3/24/2005 -(AP) Sen. Susan Collins said Thursday that she is largely satisfied with the Army's effort to provide armor for Humvees in Iraq, but that more needs to be done to ensure that trucks and other vehicles have protection as well.
Collins said in an interview with The Associated Press that she was frustrated by what she saw as the Defense Department's lack of planning and slow response to concerns about the lack of protective armor for vehicles and soldiers in Iraq.
Collins said she is encouraged by Army Gen. George Casey's order that soldiers in Iraq not leave their compounds unless they are in a Humvee with armor plates. But there are still heavy trucks and equipment that lack the same protection, she said.
''We need to up-armor not only Humvees, but also trucks and other vehicles,'' she said. ''And I believe it's still lacking.''
Collins, who serves on the Senate Armed Services Committee, has made armor protection in Iraq a top priority for more than a year. She said military officials repeatedly told her they had the situation under control, but that she would continue to hear from soldiers on the front lines or from their families back home that protective armor was lacking for vehicles and soldiers.
Maine's 133rd Engineer Battalion took it upon itself to weld armor onto trucks and bulldozers in Iraq after Spec. Christopher Gelineau of Portland was killed by a roadside bomb in April 2004.

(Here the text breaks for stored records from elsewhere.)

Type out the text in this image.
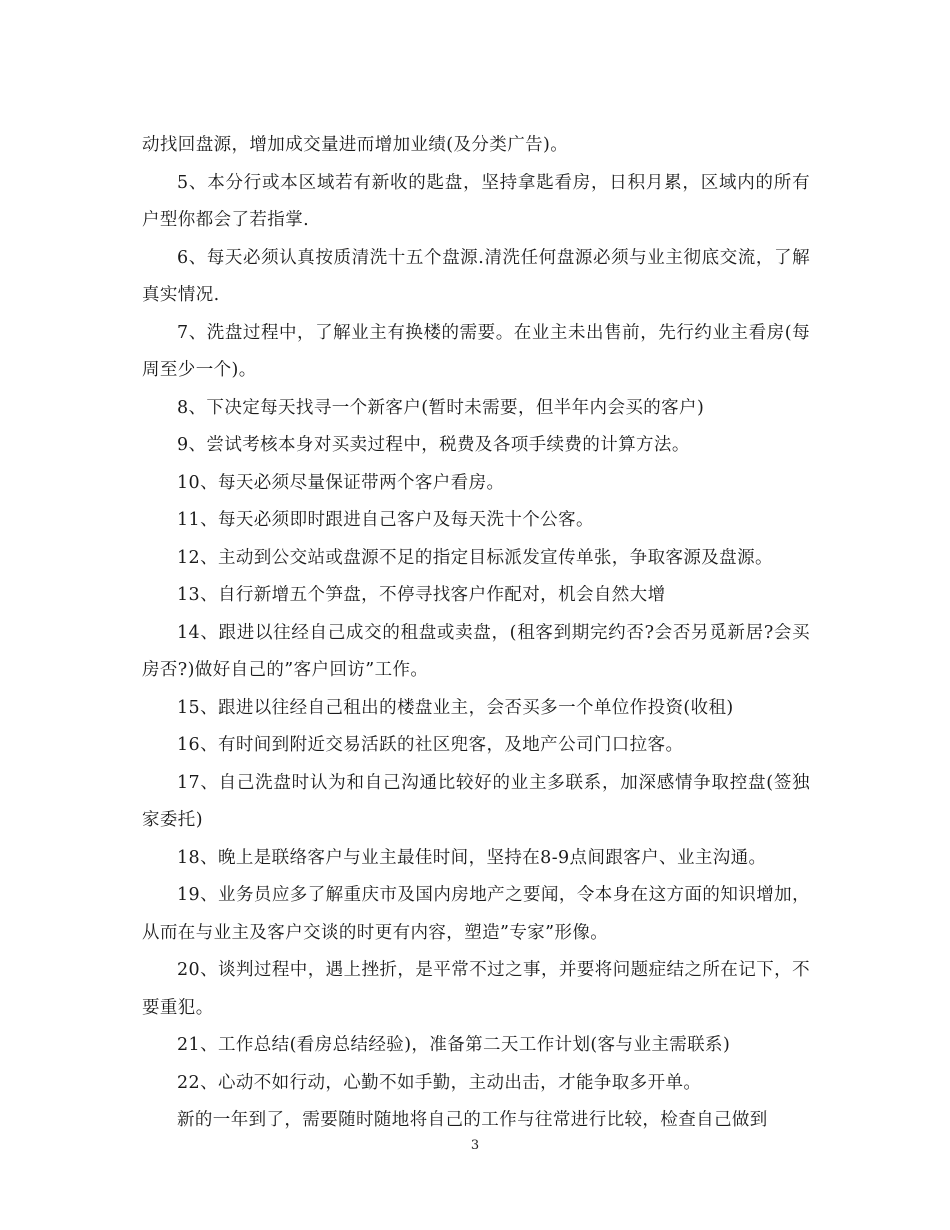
动找回盘源，增加成交量进而增加业绩(及分类广告)。

5、本分行或本区域若有新收的匙盘，坚持拿匙看房，日积月累，区域内的所有户型你都会了若指掌.

6、每天必须认真按质清洗十五个盘源.清洗任何盘源必须与业主彻底交流，了解真实情况.

7、洗盘过程中，了解业主有换楼的需要。在业主未出售前，先行约业主看房(每周至少一个)。

8、下决定每天找寻一个新客户(暂时未需要，但半年内会买的客户)

9、尝试考核本身对买卖过程中，税费及各项手续费的计算方法。

10、每天必须尽量保证带两个客户看房。

11、每天必须即时跟进自己客户及每天洗十个公客。

12、主动到公交站或盘源不足的指定目标派发宣传单张，争取客源及盘源。

13、自行新增五个笋盘，不停寻找客户作配对，机会自然大增

14、跟进以往经自己成交的租盘或卖盘，(租客到期完约否?会否另觅新居?会买房否?)做好自己的”客户回访”工作。

15、跟进以往经自己租出的楼盘业主，会否买多一个单位作投资(收租)

16、有时间到附近交易活跃的社区兜客，及地产公司门口拉客。

17、自己洗盘时认为和自己沟通比较好的业主多联系，加深感情争取控盘(签独家委托)

18、晚上是联络客户与业主最佳时间，坚持在8-9点间跟客户、业主沟通。

19、业务员应多了解重庆市及国内房地产之要闻，令本身在这方面的知识增加，从而在与业主及客户交谈的时更有内容，塑造”专家”形像。

20、谈判过程中，遇上挫折，是平常不过之事，并要将问题症结之所在记下，不要重犯。

21、工作总结(看房总结经验)，准备第二天工作计划(客与业主需联系)

22、心动不如行动，心勤不如手勤，主动出击，才能争取多开单。

新的一年到了，需要随时随地将自己的工作与往常进行比较，检查自己做到

3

Battalion members created armor plates from scrap metal to transform Army trucks never intended for combat into rolling shields against rocket-propelled grenades, roadside bombs and assault rifle rounds.
Billion dollar Gizmos take precedence over armor ?
In a time of large weapons systems, [Llewellyn King, publisher of the daily newsletter Defense Today], said that the issue was whether the men and women carrying on the urban war are getting the same attention and the research dollars.
[A] general, according to King, said that there was a tendency for contractors to lobby for the big systems while forgetting the little things that can save a life or a leg
'Are there better helmets, better flak jackets, better robots coming to market outside of the formal procurement system? Does the Pentagon have a fast track to examine, validate and procure this equipment if it is superior to what the troops now use and if it will save lives ? We need procedures for the Pentagon procurement system to embrace unorthodox solutions,' King said.